Ich lachte auf und zog sie an mich. »Dummes Ding«, flüsterte ich in ihr Ohr und schloß die Tür hinter uns. Sie ergab sich erleichtert in meine Umarmung und schenkte mir einen schnellen, kleinen Kuß, den ich ihr in den nächsten Minuten gerne und mit Zinsen zurückzahlte.
Jemaina und Leonie ließen sich zwei Tage lang nicht sehen. Was auch immer in dieser Zeit hinter der geschlossenen Tür zu Leonies Gemächern stattfand, ich hoffte, daß es zu unserem Sieg beitragen würde. Jenka machte ihre Ankündigung wahr und wich nicht mehr von meiner Seite: nachts schliefen wir eng aneinandergeschmiegt in meinem schmalen Bett, und tags bewachte sie mich auf Schritt und Tritt. Veelora hatte nur geschmunzelt und sie bereitwillig für diesen Dienst freigestellt, als ich verlegen darum bat.
Am Morgen des Tages, an dem der Zweikampf stattfinden sollte, ließ ich mich von Jenka wieder zum Labyrinth begleiten. Ich fühle mich beklommen, wenn ich an das Kommende dachte – niemand wußte, wie dieser Tag enden würde.

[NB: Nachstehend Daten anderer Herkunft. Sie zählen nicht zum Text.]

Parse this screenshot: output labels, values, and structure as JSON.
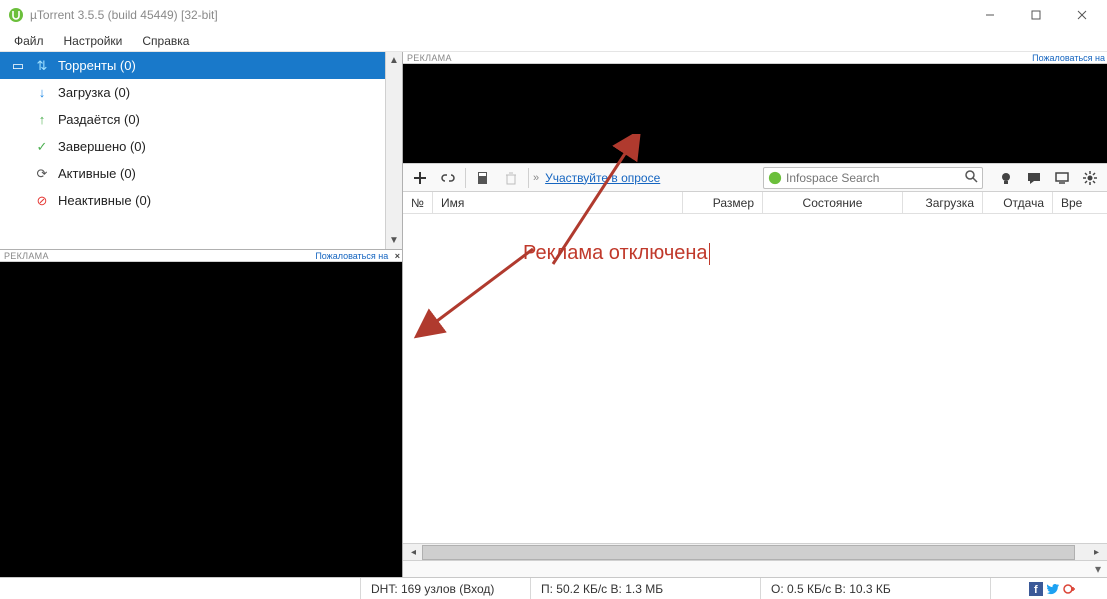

Schweigend und bedrückt folgten wir dem Weg ins Herz des Irrgartens. Auf der Bank in seiner Mitte saß bereits jemand: ein hochgewachsener, sehr schlanker Mann mit weißem Haar, der uns den Rücken zuwandte. Jenka griff nach ihrem Schwert und schob sich schützend vor mich. Ich blickte die Gestalt an. Er hatte uns anscheinend noch nicht bemerkt. Etwas an seiner Haltung kam mir vertraut vor und ließ mich innerlich zu Eis erstarren.
»Geh, Jen«, hauchte ich. Sie fuhr auf, aber ich schob sie zurück hinter eine blühende Hecke. »Bitte, Jenka, laß mich allein«, flehte ich leise, und sie murmelte protestierend: »Aber ich bleibe in Rufweite!«
Ich wandte mich um und trat geräuschlos auf den Mann zu, der wie in tiefem Nachsinnen seinen Kopf in die Hände gestützt hatte. Jetzt schien er meine Anwesenheit zu spüren. Seine Schultern versteiften sich, und er drehte sich um. Wir sahen uns stumm und mit angehaltenem Atem an. Endlich atmete er zitternd aus und sagte: »Ja. Jetzt stimmt alles. So ist es endlich richtig.«
»Was b-bist du?« fragte ich verwirrt. Er lächelte sein altes, unendlich vertrautes Lächeln, das sein Gesicht in tiefe Falten legte. Seine Hände streckten sich nach mir aus, ich ergriff sie zögernd, und meine Finger umklammerten warmes, lebendes Fleisch.
»Was soll ich denn deiner Meinung nach sein?« fragte er mit sanftem Spott.